Otorite, Yahudi varlığını, yerleşimlerini ve yerleşim birimlerinin güvenliğini korumak için feragat etmekle, cürümsel ifratıyla, emniyet birimlerini aşağılamakla ve Filistin halkından mücrim Yahudilerin savaş makinelerine karşı kendisini savunmayı düşünenleri takip etmekle yetinmemekte, bilakis feragatinin Filistin halkının talepleri olduğunu bölgesel ve uluslar arası çevrelerde pazarlamaya çalışmamaktadır.
Filistin otoritesi, Filistin'i kamil bir şekilde kurtarmaya ve Yahudi varlığını yok etmeye dönük her türlü eğilimi reddedip savaş açmasının yanı sıra İran Cumhurbaşkanı'nın konuştuğu gibi medya yaygarası yoluyla olsa bile kurtuluş hakkındaki her türlü konuşmayı da reddetmektedir. Bundan dolayı Abbas, Nejad'a Filistin diplomatik çalışmalarının uluslar arası kanun ile 67 sınırları üzerindeki Filistin devletine yoğunlaştığını vurgulamıştır.

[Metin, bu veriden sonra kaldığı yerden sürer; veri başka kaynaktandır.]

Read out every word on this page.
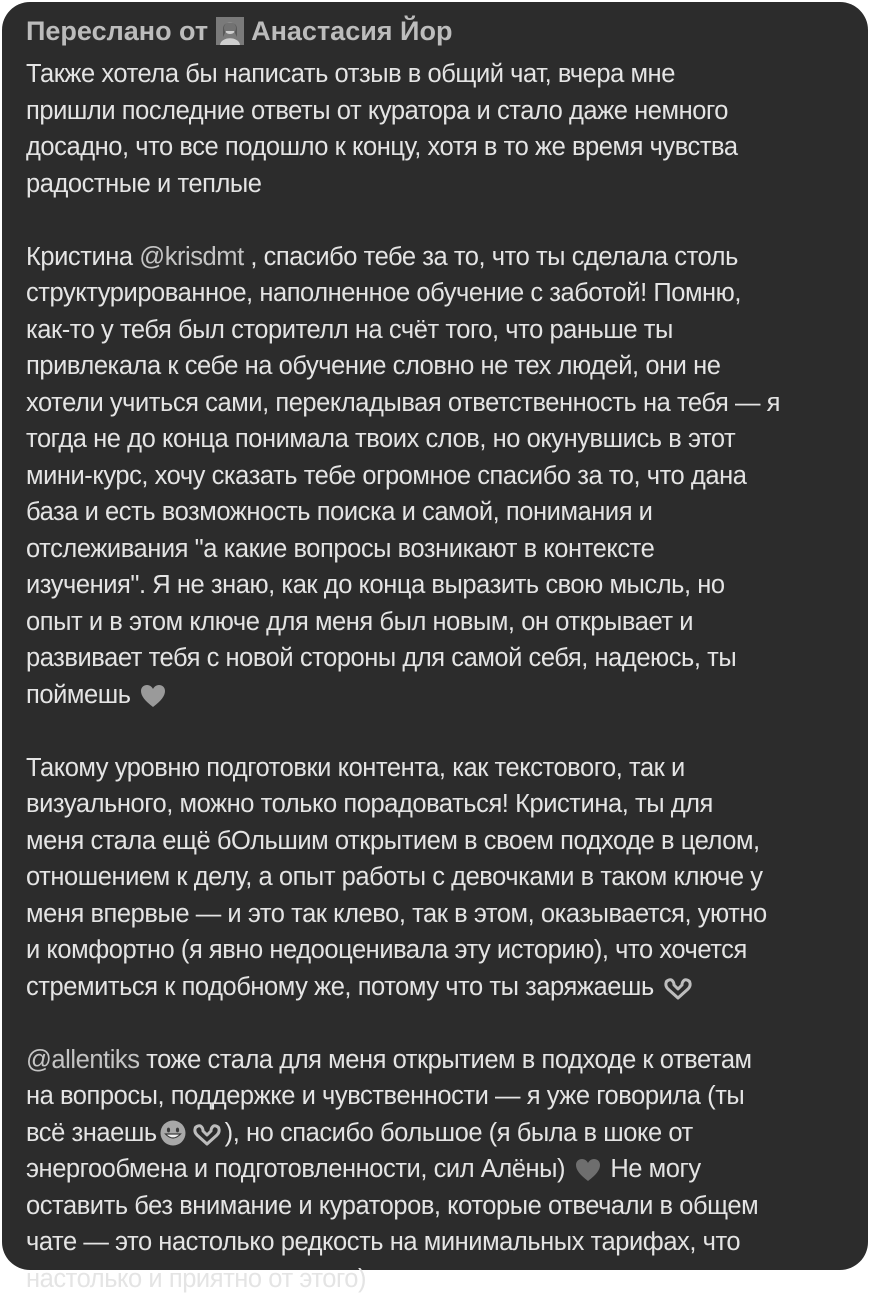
Переслано от Анастасия Йор
Также хотела бы написать отзыв в общий чат, вчера мне
пришли последние ответы от куратора и стало даже немного
досадно, что все подошло к концу, хотя в то же время чувства
радостные и теплые
Кристина @krisdmt , спасибо тебе за то, что ты сделала столь
структурированное, наполненное обучение с заботой! Помню,
как-то у тебя был сторителл на счёт того, что раньше ты
привлекала к себе на обучение словно не тех людей, они не
хотели учиться сами, перекладывая ответственность на тебя — я
тогда не до конца понимала твоих слов, но окунувшись в этот
мини-курс, хочу сказать тебе огромное спасибо за то, что дана
база и есть возможность поиска и самой, понимания и
отслеживания "а какие вопросы возникают в контексте
изучения". Я не знаю, как до конца выразить свою мысль, но
опыт и в этом ключе для меня был новым, он открывает и
развивает тебя с новой стороны для самой себя, надеюсь, ты
поймешь
Такому уровню подготовки контента, как текстового, так и
визуального, можно только порадоваться! Кристина, ты для
меня стала ещё бОльшим открытием в своем подходе в целом,
отношением к делу, а опыт работы с девочками в таком ключе у
меня впервые — и это так клево, так в этом, оказывается, уютно
и комфортно (я явно недооценивала эту историю), что хочется
стремиться к подобному же, потому что ты заряжаешь
@allentiks тоже стала для меня открытием в подходе к ответам
на вопросы, поддержке и чувственности — я уже говорила (ты
всё знаешь	), но спасибо большое (я была в шоке от
энергообмена и подготовленности, сил Алёны)  Не могу
оставить без внимание и кураторов, которые отвечали в общем
чате — это настолько редкость на минимальных тарифах, что
настолько и приятно от этого)
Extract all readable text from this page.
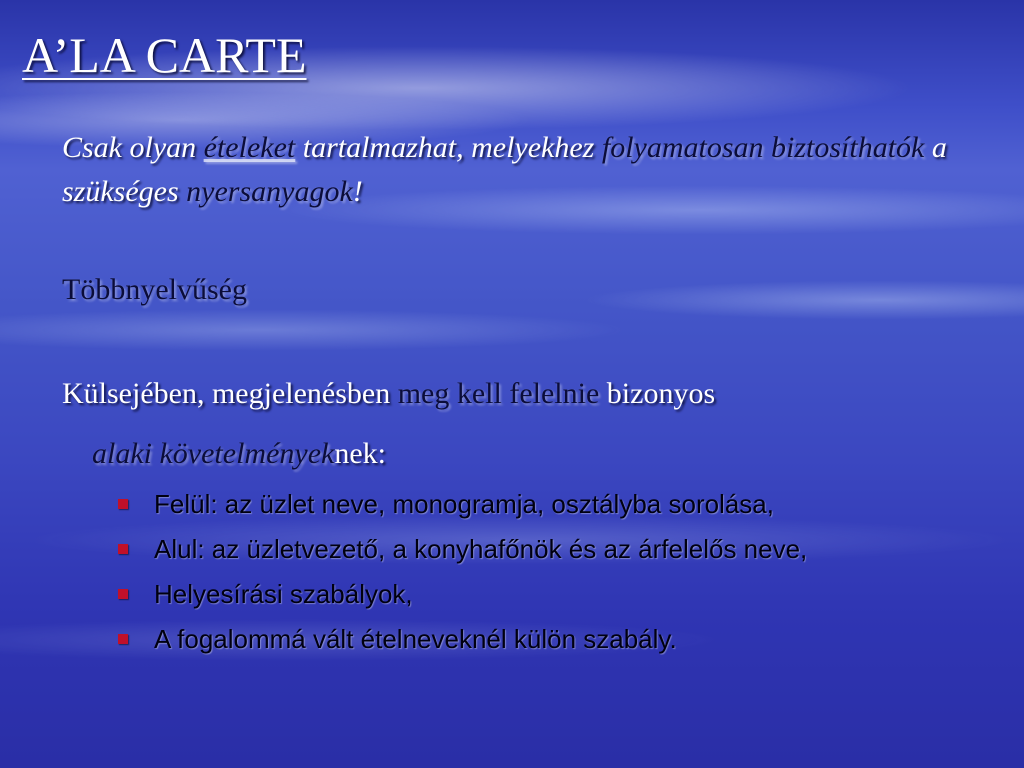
A’LA CARTE

Csak olyan ételeket tartalmazhat, melyekhez folyamatosan biztosíthatók a szükséges nyersanyagok!

Többnyelvűség

Külsejében, megjelenésben meg kell felelnie bizonyos

alaki követelményeknek:

Felül: az üzlet neve, monogramja, osztályba sorolása,
Alul: az üzletvezető, a konyhafőnök és az árfelelős neve,
Helyesírási szabályok,
A fogalommá vált ételneveknél külön szabály.
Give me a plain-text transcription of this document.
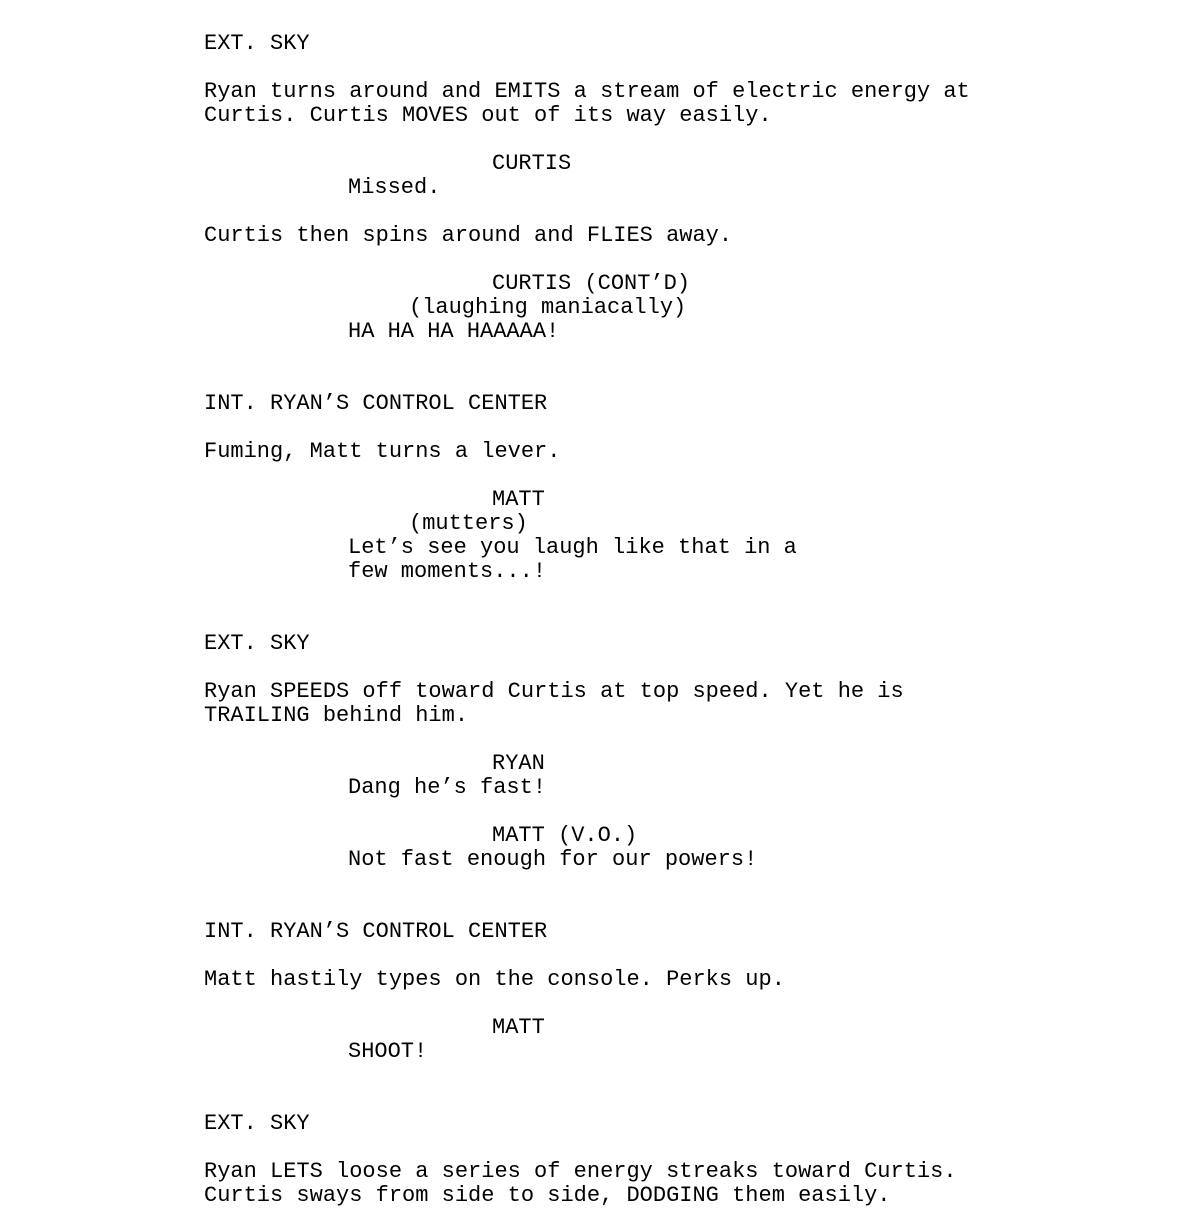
EXT. SKY
Ryan turns around and EMITS a stream of electric energy at
Curtis. Curtis MOVES out of its way easily.
CURTIS
Missed.
Curtis then spins around and FLIES away.
CURTIS (CONT’D)
(laughing maniacally)
HA HA HA HAAAAA!
INT. RYAN’S CONTROL CENTER
Fuming, Matt turns a lever.
MATT
(mutters)
Let’s see you laugh like that in a
few moments...!
EXT. SKY
Ryan SPEEDS off toward Curtis at top speed. Yet he is
TRAILING behind him.
RYAN
Dang he’s fast!
MATT (V.O.)
Not fast enough for our powers!
INT. RYAN’S CONTROL CENTER
Matt hastily types on the console. Perks up.
MATT
SHOOT!
EXT. SKY
Ryan LETS loose a series of energy streaks toward Curtis.
Curtis sways from side to side, DODGING them easily.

Bunun içindir ki Erekat, İran Televizyonuyla yapmış olduğu röportajda Hamaney'in, yeni Yahudileri kapsamayan ve Yahudi varlığını tanımayan referandum hakkındaki konuşmasının, evet "Hamaney'in konuşmasının, gerçekçi olmayan bir konuşma olduğunu ve Filistin hakkındaki konuşmanın, onun başkenti Doğu Kudüs, bizim başkentimizde Kudüs'ün olduğu 67 sınırları çerçevesinde iki devletli çözüm temelindeki uluslar arası kanun üzerine yoğunlaşmayı ve bütün esirlerin işgalcilerin cezaevlerinden çıkmasını gerektirdiğini ifade etmiştir."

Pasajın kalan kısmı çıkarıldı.